Before I write about each of my Lichtenbergian goals, I need to explain why this group means so much to me, if I can.

As part of our discussion Saturday night, Craig kept asking why, given the Void that is ignorant of our efforts, is it useful at all to talk about our creativity? Jeff finally replied that it provides us with a sense of community, that we are not alone in our efforts. There are others like us.

A truism, of course, since the other side of our discussion was the idea that we are evolutionarily compelled to create the thing-that-is-not, but sometimes in our modern world we can forget that. Especially as men in small town, middle class America, we find ourselves on the outside, wondering indeed whether all the time we scrape together to pursue our art is worth it.

So this group of men meets fairly often, but especially this once, to say those things which rattle around inside us, to share the ideas and theories and plans we have, to meet and understand that we are not alone, that what we feel we must do is in fact understandable by someone else.

And this night, the Annual Meeting, with all of its made-up ceremony and ritual, is the most important night. Because that ceremony, that fake little ritual, requires us to present our selves as Accomplished. We must drop the pretense that we’re not really artists and instead proclaim what we want to do in the coming year. We must bind ourselves to our fellow Lichtenbergians in a trust that demands that we regard our creative impulses as legitimate and not merely impulses, but imperatives.

This is the third year we’ve done this, and I have found my three lists to be interesting in their arc. Last year I had seven goals. I don’t even remember what all of them were, but I didn’t meet a single one. It was stinging.

And so I lowered my sights. Last solstice I set only four goals, and they were ones I knew I could meet. And I met them, all four. It was stinging.

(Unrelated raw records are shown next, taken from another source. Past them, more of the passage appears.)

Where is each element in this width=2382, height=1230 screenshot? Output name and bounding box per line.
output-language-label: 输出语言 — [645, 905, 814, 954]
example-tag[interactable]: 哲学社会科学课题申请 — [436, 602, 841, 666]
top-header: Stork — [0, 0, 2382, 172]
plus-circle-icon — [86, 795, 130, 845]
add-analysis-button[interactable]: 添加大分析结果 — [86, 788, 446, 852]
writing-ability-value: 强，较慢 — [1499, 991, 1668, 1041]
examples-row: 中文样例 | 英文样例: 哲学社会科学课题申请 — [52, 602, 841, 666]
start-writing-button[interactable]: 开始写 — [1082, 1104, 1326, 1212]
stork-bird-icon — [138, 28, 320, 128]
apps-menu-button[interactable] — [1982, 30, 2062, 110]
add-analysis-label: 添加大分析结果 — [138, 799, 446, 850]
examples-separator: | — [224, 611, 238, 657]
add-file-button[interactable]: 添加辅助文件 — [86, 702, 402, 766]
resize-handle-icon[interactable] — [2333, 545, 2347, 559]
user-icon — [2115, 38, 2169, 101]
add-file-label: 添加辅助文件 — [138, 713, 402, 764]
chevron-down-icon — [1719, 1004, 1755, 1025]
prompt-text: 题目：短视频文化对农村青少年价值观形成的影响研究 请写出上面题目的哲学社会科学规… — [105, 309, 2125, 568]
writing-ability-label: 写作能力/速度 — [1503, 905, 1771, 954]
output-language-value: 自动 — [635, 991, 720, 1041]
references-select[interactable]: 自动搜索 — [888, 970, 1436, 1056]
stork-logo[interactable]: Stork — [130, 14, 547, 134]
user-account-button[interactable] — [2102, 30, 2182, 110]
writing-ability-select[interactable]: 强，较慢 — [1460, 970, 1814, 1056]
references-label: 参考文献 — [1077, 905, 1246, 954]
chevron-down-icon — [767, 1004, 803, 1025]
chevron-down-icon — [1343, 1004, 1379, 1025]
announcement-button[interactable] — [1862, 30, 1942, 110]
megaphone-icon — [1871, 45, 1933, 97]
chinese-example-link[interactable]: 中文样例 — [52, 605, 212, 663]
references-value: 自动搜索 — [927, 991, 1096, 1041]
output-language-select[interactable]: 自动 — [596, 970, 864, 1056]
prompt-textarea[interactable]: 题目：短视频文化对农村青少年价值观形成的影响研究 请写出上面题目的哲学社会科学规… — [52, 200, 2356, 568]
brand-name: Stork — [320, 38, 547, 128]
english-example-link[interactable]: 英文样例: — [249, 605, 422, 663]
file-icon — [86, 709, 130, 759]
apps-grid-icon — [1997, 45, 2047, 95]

I felt as though I had cheated, as if I had lowballed myself and the Society. I did not feel accomplished, smug, or even happy that I had made all four goals. They were measly goals, cramped, little things that might have made others proud, but not me.

This year, therefore, I made some goals I felt would be honorable to make, and some more that I felt would be honorable even to fail at.

Because when I bind myself to these guys, it means something.